Je voudrais répondre à Mme Fort, qui a posé une question saisissante et de façon abrupte : sommes-nous libres ? Gilles Morin l'a dit, nous sommes en effet libres dans nos recherches. Dans l'accès aux archives, un peu moins. Dans la diffusion des connaissances, oui. En revanche, s'agissant de la communication, des médias, de l'insertion ou de l'accès dans le débat public, ce n'est plus le cas. Certes, nous sommes totalement libres d'aller où nous voulons et de dire ce que nous voulons, mais nous sommes aussi libres d'en payer le prix. L'exemple d'Olivier Pétré-Grenouilleau est extrême, mais je peux en citer beaucoup d'autres. Ce n'est pas qu'un privilège français, même dans les pays démocratiques.

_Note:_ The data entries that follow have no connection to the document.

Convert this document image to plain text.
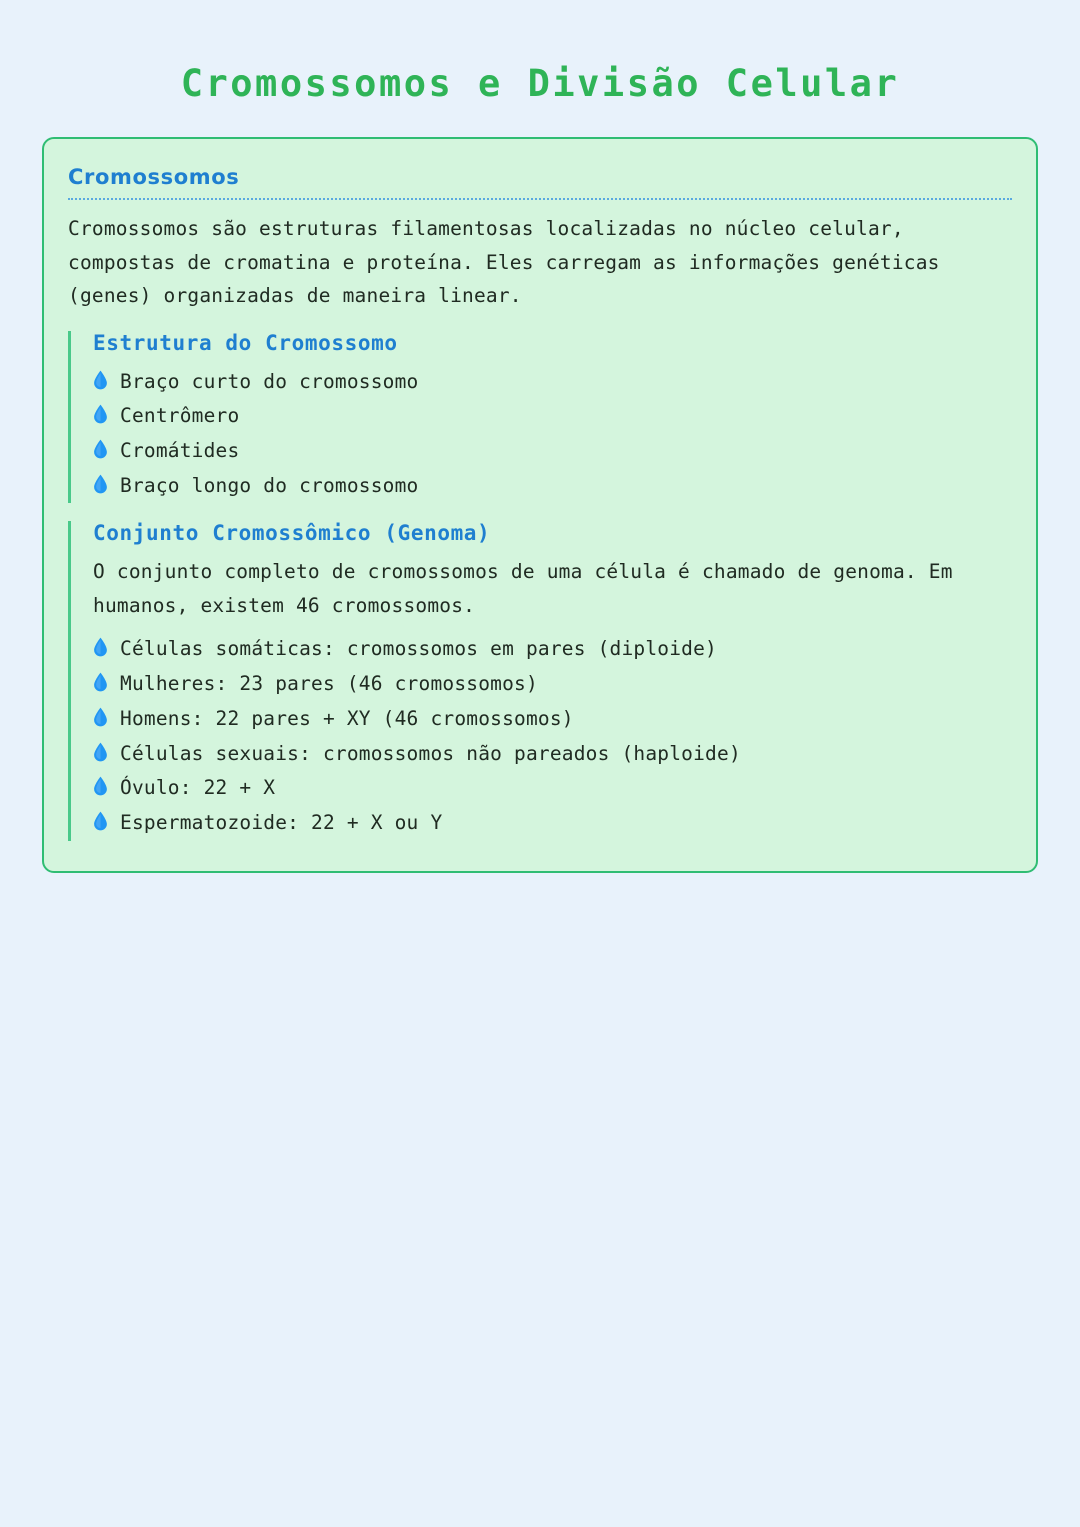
Cromossomos e Divisão Celular
Cromossomos

Cromossomos são estruturas filamentosas localizadas no núcleo celular, compostas de cromatina e proteína. Eles carregam as informações genéticas (genes) organizadas de maneira linear.

Estrutura do Cromossomo
Braço curto do cromossomo
Centrômero
Cromátides
Braço longo do cromossomo
Conjunto Cromossômico (Genoma)

O conjunto completo de cromossomos de uma célula é chamado de genoma. Em humanos, existem 46 cromossomos.

Células somáticas: cromossomos em pares (diploide)
Mulheres: 23 pares (46 cromossomos)
Homens: 22 pares + XY (46 cromossomos)
Células sexuais: cromossomos não pareados (haploide)
Óvulo: 22 + X
Espermatozoide: 22 + X ou Y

Le risque n'est pas de sombrer dans une sorte d'obscurantisme, mais que la parole savante se réfugie dans sa tour d'ivoire. Si vous travaillez sur l'histoire de la Résistance et que vous n'êtes pas « politiquement correct », que vous avez à faire à une figure de la Résistance qui n'a pas fait tout ce qu'on a dit qu'elle a fait, si vous intervenez dans le débat public, vous pouvez « en prendre plein la figure », sans que votre statut soit respecté pour autant. Pourquoi donc aller prendre des coups ?
Pour être franc, il existe une inégalité de situation entre ceux qui ont accès aux médias, la capacité d'intervenir et d'affronter ce genre de situations, et les autres. En toute immodestie, je fais partie des premiers parce que cela fait longtemps que j'exerce ce métier. Mais je sais très bien que pour des gens plus jeunes, qui sont en situation de carrière montante et qui doivent faire attention à ce qu'ils disent et ce qu'ils font, le problème se pose. Nous sommes donc un tout petit peu moins libres qu'auparavant. Et je terminerai en disant que je ne pense pas que les lois mémorielles aient accru notre marge de manoeuvre et notre liberté.